Although I had a set number of work hours, I would exceed that and was never more than a few feet away from my phone. I justified my connection to my workplace by saying that “working tonight would make my day easier tomorrow” or that the quality of care my clients would receive depended on me just “finishing up this thing, real quick.” However, the truth was that I was simply addicted to the validation that came from doing a good job.
It was a high to succeed at work ― that same rush I’d felt so many times from drugs, from love, from rapid unhealthy weight loss. And I was more than willing to work myself into the ground to get my fix.
During this time I got engaged, then married. I had one child, then two, then three. My husband resented the time I spent on the phone, interrupting dinner to fill shifts and respond to emails.

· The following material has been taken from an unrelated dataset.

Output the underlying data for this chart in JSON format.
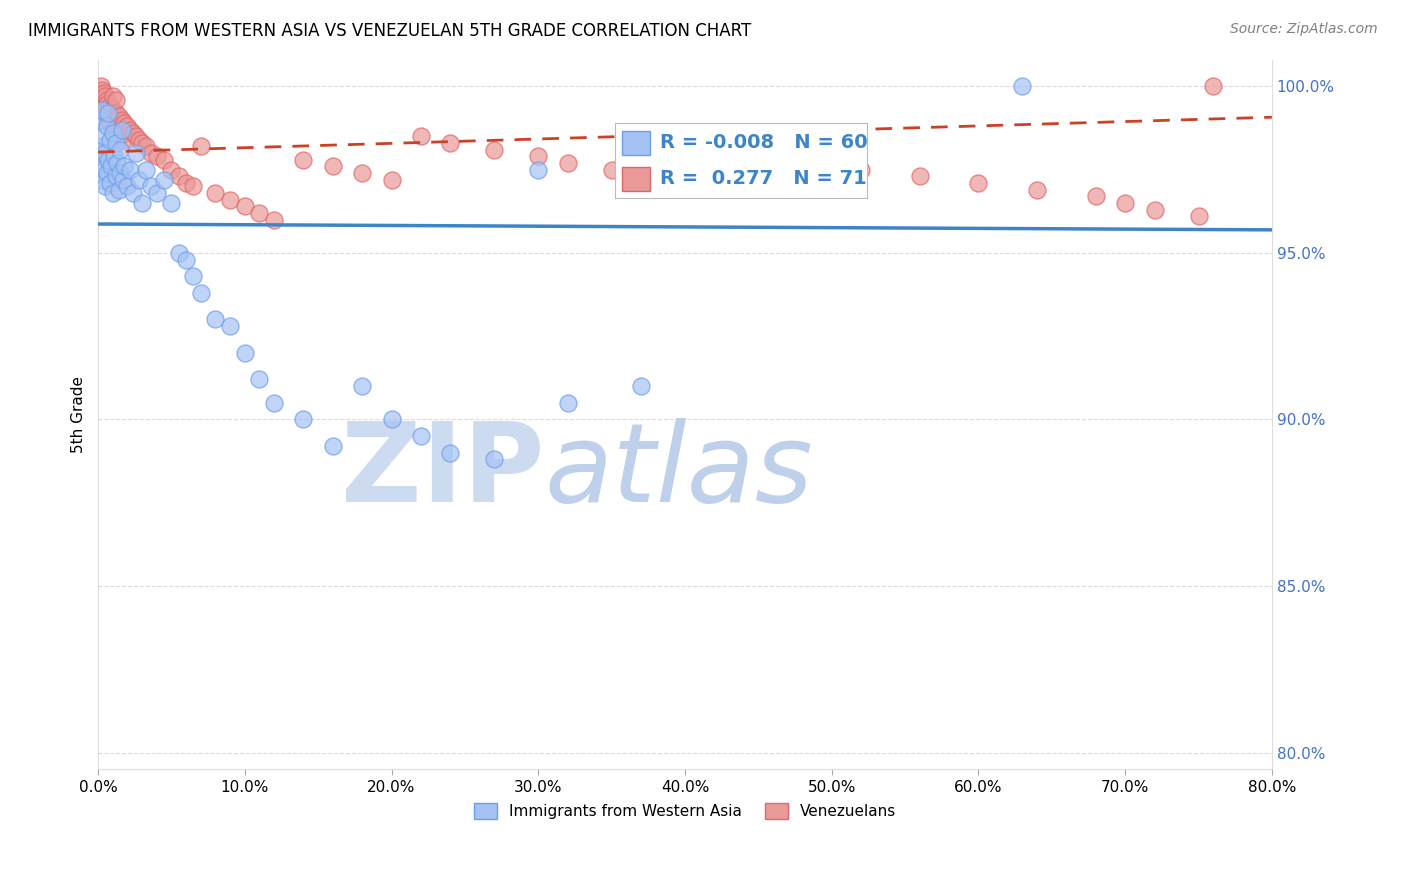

I went through two maternity leaves and still kept my finger on the pulse of the program. I missed many moments with my family because I was not mentally present. My anxieties manifested themselves in physical maladies such as headaches and stomachaches. I had difficulty sleeping, as I would think of some pressing issue right before drifting off that would gnaw at me as I lay with my eyes open trying to brainstorm possible solutions.
Occasionally I would try to take a mental health day and would end up working from my phone despite promising myself to disconnect. My rock-bottom moment came when I was at the hospital with my son who had been ill, and my phone was blowing up with calls from my staff. I stood staring at the little screen, completely overcome with anxiety and guilt. I made a promise to myself that something had to change.

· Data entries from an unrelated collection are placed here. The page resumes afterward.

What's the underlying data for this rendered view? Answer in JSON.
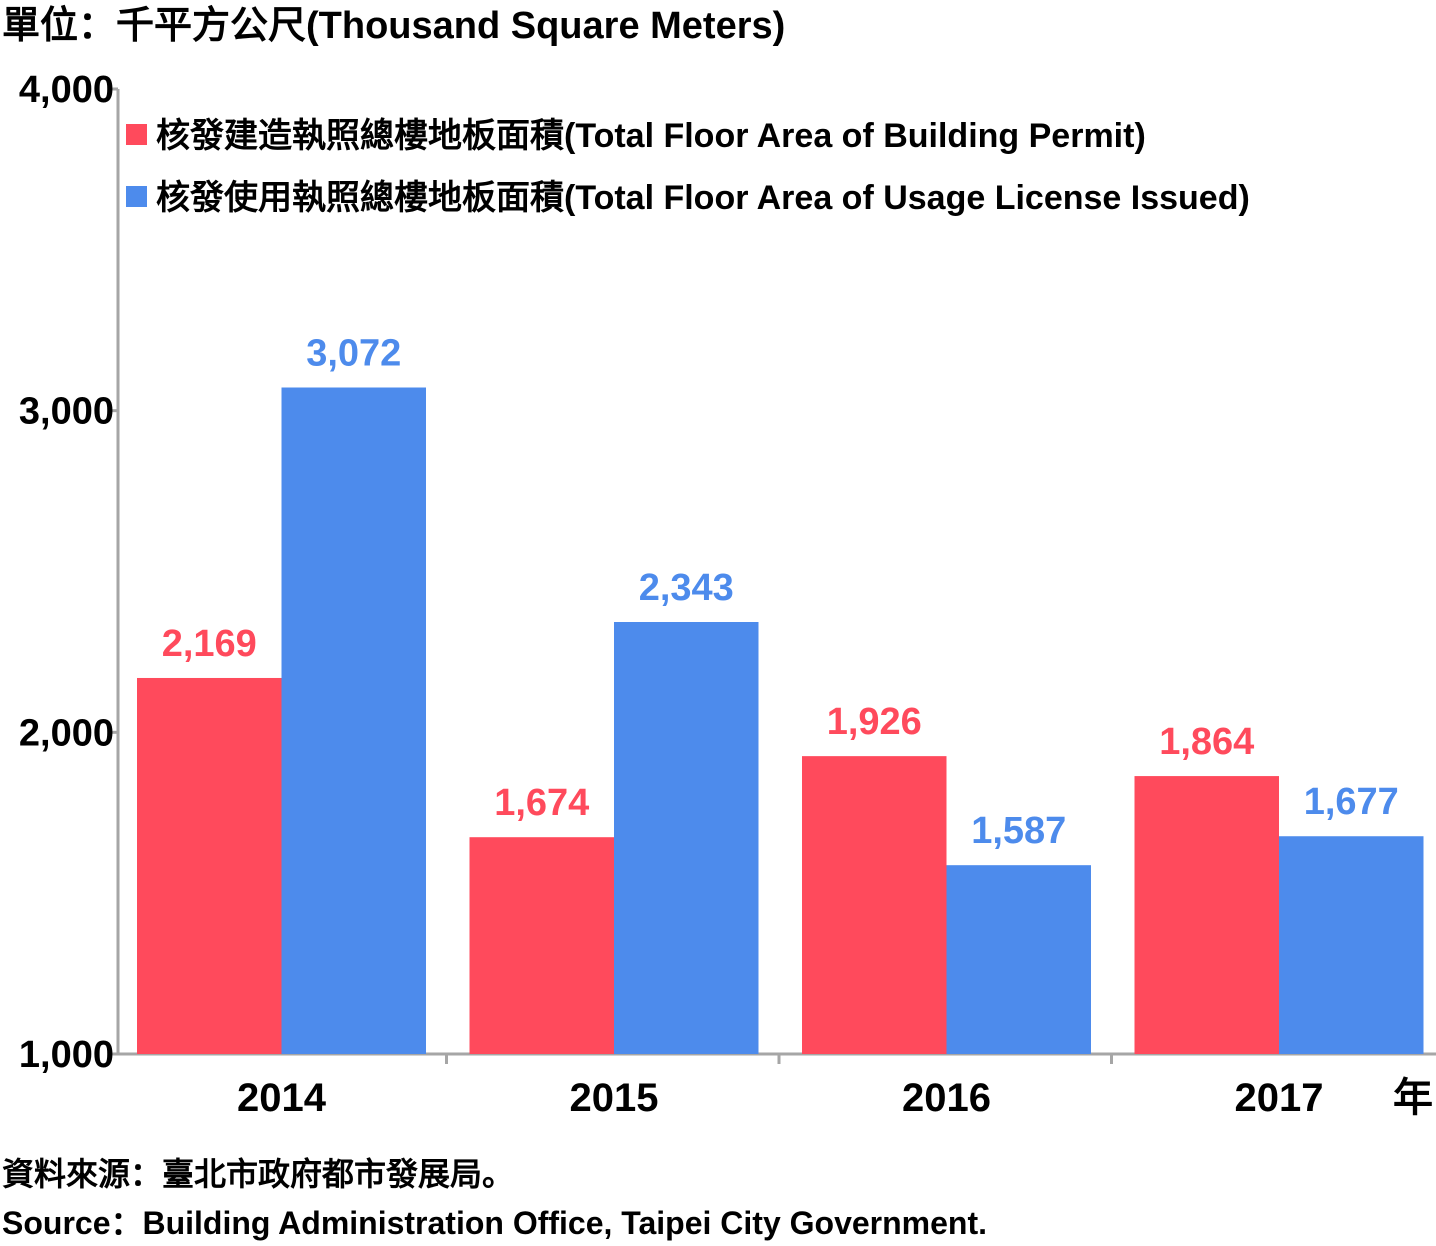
{
  "unit_label": "單位：千平方公尺(Thousand Square Meters)",
  "x_unit_label": "年",
  "source_zh": "資料來源：臺北市政府都市發展局。",
  "source_en": "Source：Building Administration Office, Taipei City Government.",
  "colors": {
    "permit": "#ff4a5c",
    "usage": "#4d8bec",
    "axis": "#a6a6a6"
  },
  "chart_data": {
    "type": "bar",
    "categories": [
      "2014",
      "2015",
      "2016",
      "2017"
    ],
    "series": [
      {
        "name": "核發建造執照總樓地板面積(Total Floor Area of Building Permit)",
        "values": [
          2169,
          1674,
          1926,
          1864
        ]
      },
      {
        "name": "核發使用執照總樓地板面積(Total Floor Area of Usage License Issued)",
        "values": [
          3072,
          2343,
          1587,
          1677
        ]
      }
    ],
    "value_labels": [
      [
        "2,169",
        "1,674",
        "1,926",
        "1,864"
      ],
      [
        "3,072",
        "2,343",
        "1,587",
        "1,677"
      ]
    ],
    "ylim": [
      1000,
      4000
    ],
    "yticks": [
      1000,
      2000,
      3000,
      4000
    ],
    "ytick_labels": [
      "1,000",
      "2,000",
      "3,000",
      "4,000"
    ],
    "legend_position": "top-left",
    "grid": false
  }
}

The interesting thing about our culture is that we are rewarded for this behavior. We reap the benefits in the form of money, preferential treatment and praise. When I finally reached my breaking point (and you better believe that every obsession will eventually break you), I found that paradoxically I couldn’t quit my addiction cold turkey. I needed an income, so my solution was to start setting boundaries.
You can really see the extent to which our culture rewards workaholism when you try to break the cycle. Typically, the rewards stop, and you are left staring at just how expendable you really are.
The entire time I was a workaholic, I simply told myself I was driven. Realizing that I was absent from my own life to chase the praise of excelling at my job was a hard pill to swallow. I can see now that workaholism is a lot more complex and nuanced than we are shown on TV. I have many regrets, as there was so much that I missed. I had no idea that what I was doing was toxic, a bastardized version of work ethic and ambition.
My addictive nature primed me for this condition and the only solution has been to work on the root cause ― to cut the cord between my self-worth and an external measuring system. This includes praise, the numbers on a scale, titles and wages.
Setting boundaries and working on my self-esteem has been my own personal treatment plan. I ended up leaving that job and am now a freelancer, which means that only I am in charge of how much I take on. This can be precarious, as I still feel that pull to do too much.
Like most addictions, I can never assume that I’m out of the woods. Workaholism is not tied to a work site or a job title. For me, it was something that lived inside my chest, feeding on the positive acknowledgment that I never gave myself.
My main healing strategy is to do mini check-ins, taking an honest look at the balance in my life. I also started adopting other hobbies to give myself a sense of purpose beyond work, and I unapologetically schedule downtime. I’m also not afraid to approach my husband for an objective opinion of whether I am going “too hard.” Workaholism will always be a part of me, and I will forever need to be diligent to keep it in check.